MAHKEMESİ :Ağır Ceza Mahkemesi
SUÇ : Dolandırıcılık

Dolandırıcılık suçundan sanığın mahkumiyetine yönelik hüküm, sanık müdafii, katılan vekili ve o yer Cumhuriyet savcısı tarafından temyiz edilmekle, dosya incelenerek gereği düşünüldü:
Sanığın uyuşturucu operasyonunda görev alan polis memurlarının yanında bulunduğu, operasyon sonucunda yakalanan …..’in tutuklanmasını takiben eşi olan katılan ….’i arayarak kendisini polis olarak tanıttığı, eşinin serbest kalmasını sağlayabileceğini ve Yargıtay’da dayısı, abisi olduğunu yardım edebileceklerini söylediği, bunun için toplamda 3000 – 4000 TL gibi bir para vermesi gerektiğini söyleyerek katılandan 2000 TL aldığı, sonrasında açık kimliğini belirtmeksizin hakim ve savcılara telefon alacağını söyleyerek katılandan ayrıca 1000 TL daha talep ettiği ancak katılanın parasının olmadığını söylediğinin iddia edildiği olayda:
Sanığın eyleminin 5237 sayılı TCK’nın 157/1. maddesi gereğince basit dolandırıcılık suçu kapsamında bulunduğu anlaşılmakla verilen mahkumiyet hükmünde bir isabetsizlik görülmemiştir.

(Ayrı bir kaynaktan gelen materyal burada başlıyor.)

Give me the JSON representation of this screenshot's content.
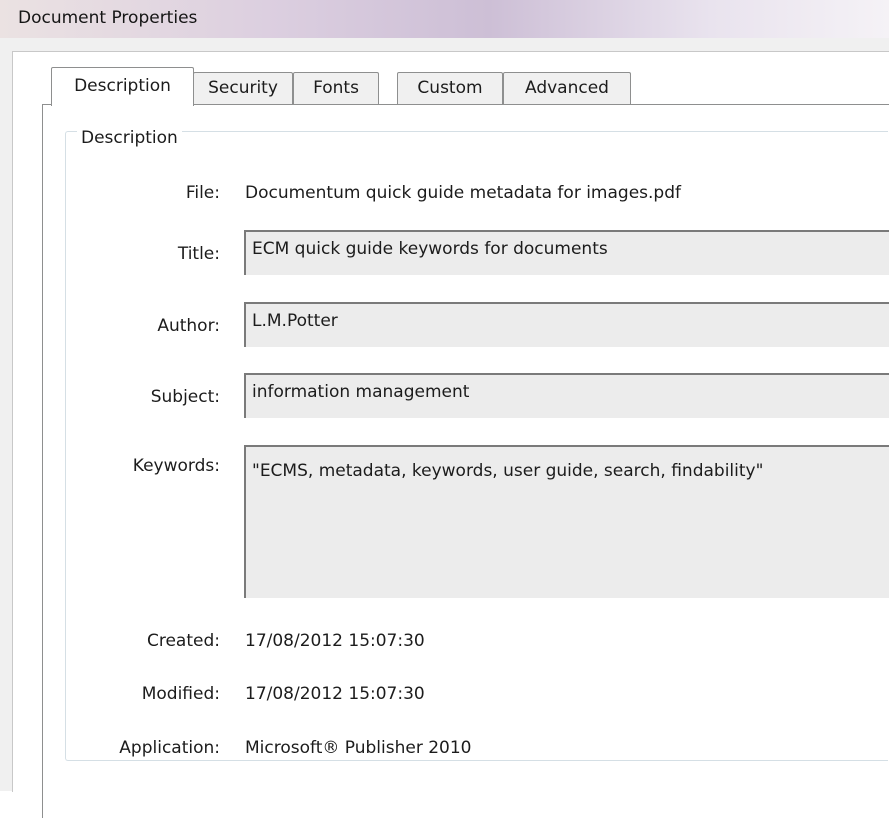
{
  "window": {
    "title": "Document Properties"
  },
  "tabs": [
    {
      "label": "Description",
      "active": true
    },
    {
      "label": "Security",
      "active": false
    },
    {
      "label": "Fonts",
      "active": false
    },
    {
      "label": "Custom",
      "active": false
    },
    {
      "label": "Advanced",
      "active": false
    }
  ],
  "description": {
    "group_title": "Description",
    "file": {
      "label": "File:",
      "value": "Documentum quick guide metadata for images.pdf"
    },
    "title": {
      "label": "Title:",
      "value": "ECM quick guide keywords for documents"
    },
    "author": {
      "label": "Author:",
      "value": "L.M.Potter"
    },
    "subject": {
      "label": "Subject:",
      "value": "information management"
    },
    "keywords": {
      "label": "Keywords:",
      "value": "\"ECMS, metadata, keywords, user guide, search, findability\""
    },
    "created": {
      "label": "Created:",
      "value": "17/08/2012 15:07:30"
    },
    "modified": {
      "label": "Modified:",
      "value": "17/08/2012 15:07:30"
    },
    "application": {
      "label": "Application:",
      "value": "Microsoft® Publisher 2010"
    }
  },
  "colors": {
    "field_background": "#ececec",
    "field_border": "#7a7a7a",
    "tab_border": "#8e8f8f"
  }
}
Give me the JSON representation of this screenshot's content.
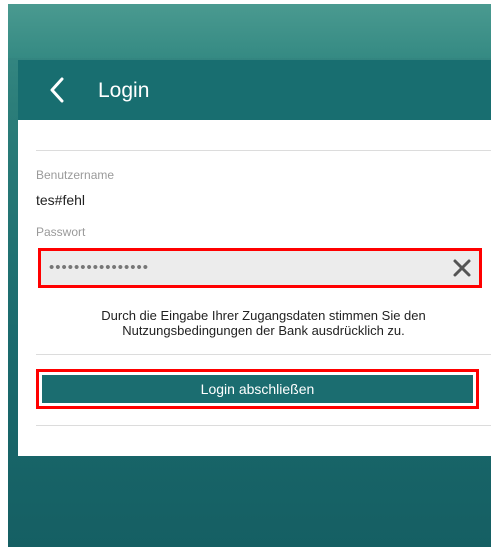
{
  "header": {
    "title": "Login",
    "back_icon": "chevron-left-icon"
  },
  "form": {
    "username": {
      "label": "Benutzername",
      "value": "tes#fehl"
    },
    "password": {
      "label": "Passwort",
      "masked_value": "••••••••••••••••",
      "clear_icon": "close-icon"
    },
    "terms_line1": "Durch die Eingabe Ihrer Zugangsdaten stimmen Sie den",
    "terms_line2": "Nutzungsbedingungen der Bank ausdrücklich zu.",
    "submit_label": "Login abschließen"
  },
  "colors": {
    "brand": "#1b6d70",
    "highlight": "#ff0000"
  }
}
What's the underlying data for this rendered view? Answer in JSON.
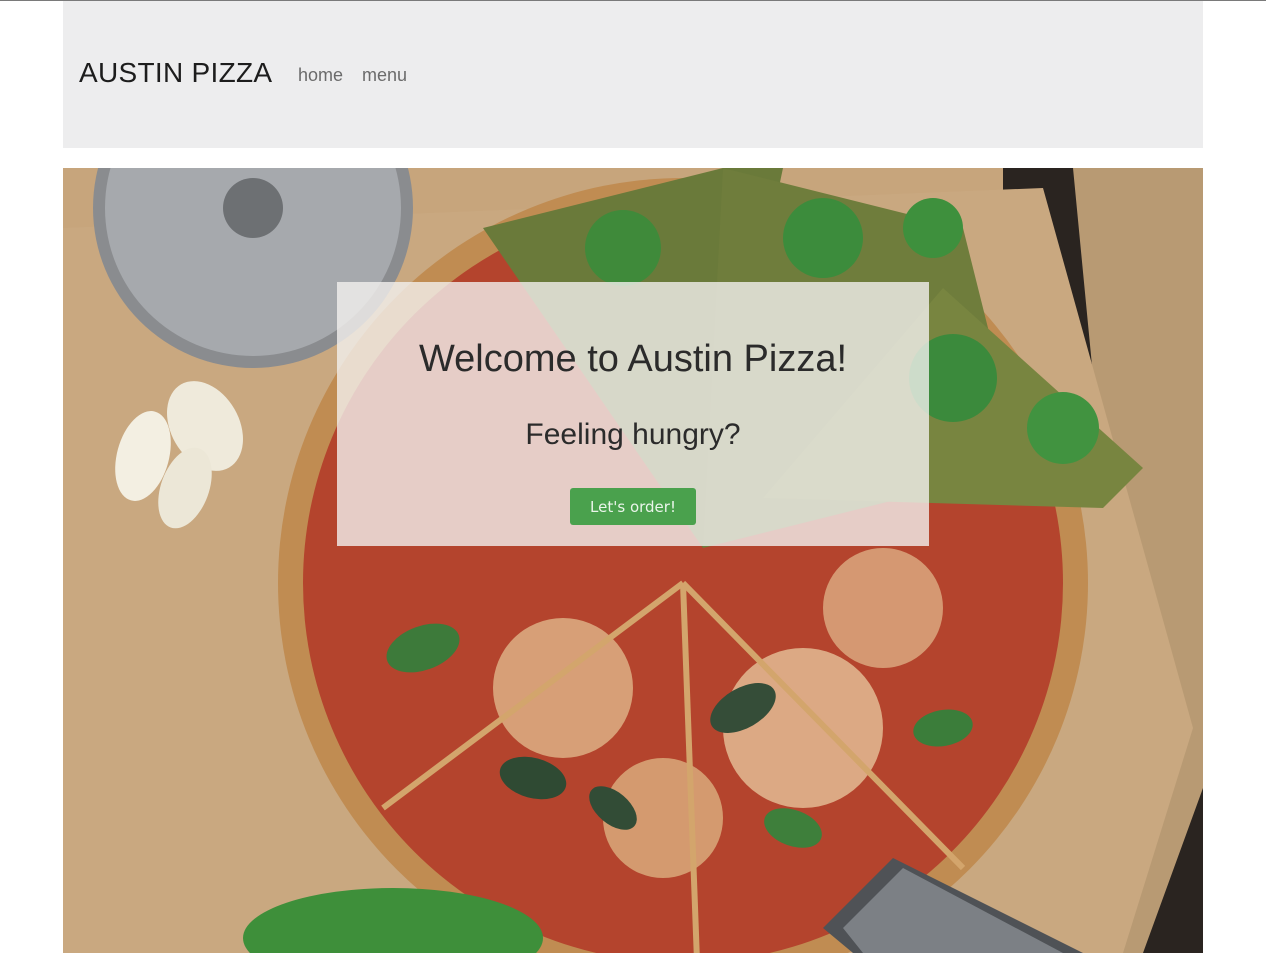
{
  "navbar": {
    "brand": "AUSTIN PIZZA",
    "links": [
      {
        "label": "home"
      },
      {
        "label": "menu"
      }
    ]
  },
  "hero": {
    "heading": "Welcome to Austin Pizza!",
    "subheading": "Feeling hungry?",
    "cta_label": "Let's order!"
  },
  "colors": {
    "navbar_bg": "#ededee",
    "button_bg": "#4aa14d",
    "overlay_bg": "rgba(242,240,238,0.8)"
  }
}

Yapılan yargılamaya, toplanıp karar yerinde gösterilen delillere, mahkemenin kovuşturma sonuçlarına uygun olarak oluşan kanaat ve takdirine, incelenen dosya kapsamına göre; katılan vekili ve o yer Cumhuriyet savcısının olayda suçun nitelikli halinin oluştuğuna ve sanık müdafiinin bir sebebe dayanmayan temyiz itirazlarının reddine, ancak;
5237 sayılı TCK’nın 53/4. maddesi gereğince, kısa süreli hapis cezası ertelenen kişiler hakkında aynı Kanun’un 53/1. maddesinde gösterilen hak yoksunluklarına hükmedilmeyeceğinin gözetilmemesi,
Kanuna aykırı olup, sanık müdafii, katılan vekili ve o yer Cumhuriyet savcısının temyiz itirazları bu itibarla yerinde görülmüş olduğundan, hükmün bu nedenlerle, 5320 sayılı Kanun’un 8/1. maddesine istinaden uygulanması gereken 1412 sayılı CMUK’un 321. maddesi uyarınca BOZULMASINA, fakat bu aykırılığın yeniden duruşma yapılmaksızın aynı Kanun’un 322. maddesi uyarınca düzeltilmesi mümkün bulunduğundan; hüküm fıkrasından TCK’nın 53. maddesi gereğince sanık hakkında güvenlik tedbirlerine hükmedilmesine ilişkin kısmın çıkartılması suretiyle hükmün DÜZELTİLEREK ONANMASINA, 07.04.2016 tarihinde oybirliğiyle karar verildi.